Carbon dioxide fixation by an unprecedented hydroxo lead-chromium carbonyl complex: Synthesis, reactivity, and theoretical calculations

The novel hydroxo-bridged dimeric lead-chromium carbonyl complex [Et ₄N]₂[{PbCr₂(CO)₁₀} ₂(μ-OH)₂] ([Et₄N]₂[1]) was synthesized from the reaction of PbCl₂ and Cr(CO)₆ followed by metathesis with [Et₄N]Br in a KOH/MeOH solution. The X-ray crystallographic structure shows that dianion 1 consists of two Pb{Cr(CO)₅}₂ units bridged by two hydroxo fragments in which the Pb atoms are further coordinated with two Cr(CO)₅ groups, resulting in a distorted tetrahedral geometry. A CO₂ molecule can insert itself into dianion 1 to form two new carbonate complexes, [Et ₄N]₂[{PbCr₂(CO)₁₀}(CO₃)] ([Et₄N]₂[2]) and [Et₄N]₂[{PbCr ₂(CO)₁₀}₂(CO₃)] ([Et ₄N]₂[3]), depending on the reaction conditions.

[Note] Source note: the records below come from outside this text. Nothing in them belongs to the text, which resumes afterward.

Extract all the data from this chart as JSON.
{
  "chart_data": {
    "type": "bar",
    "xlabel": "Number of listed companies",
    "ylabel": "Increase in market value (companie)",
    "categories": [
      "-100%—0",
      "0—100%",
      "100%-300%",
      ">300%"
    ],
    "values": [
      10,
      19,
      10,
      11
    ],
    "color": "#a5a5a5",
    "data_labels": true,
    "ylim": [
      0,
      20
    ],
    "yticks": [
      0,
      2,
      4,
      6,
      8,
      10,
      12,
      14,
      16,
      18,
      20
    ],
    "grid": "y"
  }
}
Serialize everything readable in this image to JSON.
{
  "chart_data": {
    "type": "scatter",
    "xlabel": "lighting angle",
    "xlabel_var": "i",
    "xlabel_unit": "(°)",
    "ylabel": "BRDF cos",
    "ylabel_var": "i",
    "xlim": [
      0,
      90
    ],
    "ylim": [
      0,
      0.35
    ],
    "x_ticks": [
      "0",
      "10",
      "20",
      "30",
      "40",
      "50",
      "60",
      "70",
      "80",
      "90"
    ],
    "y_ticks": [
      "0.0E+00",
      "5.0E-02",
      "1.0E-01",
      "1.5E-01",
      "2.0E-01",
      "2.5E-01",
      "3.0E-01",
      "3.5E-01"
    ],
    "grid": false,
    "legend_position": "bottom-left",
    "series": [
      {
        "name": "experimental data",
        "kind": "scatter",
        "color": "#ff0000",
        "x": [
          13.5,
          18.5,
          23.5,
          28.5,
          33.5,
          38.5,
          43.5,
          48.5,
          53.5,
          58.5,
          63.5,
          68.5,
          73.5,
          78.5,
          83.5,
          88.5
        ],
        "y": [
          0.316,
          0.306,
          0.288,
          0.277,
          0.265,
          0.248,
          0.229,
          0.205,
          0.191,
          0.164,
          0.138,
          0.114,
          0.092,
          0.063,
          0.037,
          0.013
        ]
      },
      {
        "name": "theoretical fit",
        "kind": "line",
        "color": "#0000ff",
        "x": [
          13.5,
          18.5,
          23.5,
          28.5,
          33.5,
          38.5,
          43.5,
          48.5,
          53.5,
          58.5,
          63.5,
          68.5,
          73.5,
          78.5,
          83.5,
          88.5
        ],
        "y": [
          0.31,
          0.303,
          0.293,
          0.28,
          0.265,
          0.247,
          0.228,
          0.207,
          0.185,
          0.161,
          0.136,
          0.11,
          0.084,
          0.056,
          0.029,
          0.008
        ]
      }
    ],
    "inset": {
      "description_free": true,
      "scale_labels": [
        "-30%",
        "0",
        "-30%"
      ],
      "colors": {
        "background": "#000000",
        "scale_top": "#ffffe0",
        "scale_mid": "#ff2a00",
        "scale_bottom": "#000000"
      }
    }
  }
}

In addition, complex 2 can be transformed into 3 in CH₂Cl₂ solution at an elevated temperature. While the carbonate group in dianion 2 is bonded to one Pb atom, which is coordinated with two Cr(CO)₅ fragments, the carbonate group in 3 bridges the two Pb centers in a μ-1κ²OO′:2κ²OO′ fashion in which each Pb atom is further bonded to two Cr(CO)₅ moieties. Complexes 2 and 3 can be converted back the hydroxo complex 1 under appropriate conditions. All three unprecedented lead-chromium compounds, 1-3, were fully characterized by spectroscopic methods and single-crystal X-ray diffraction analyses. The nature and formation of complexes 1-3 were also examined by molecular orbital calculations using the B3LYP method of the density functional theory.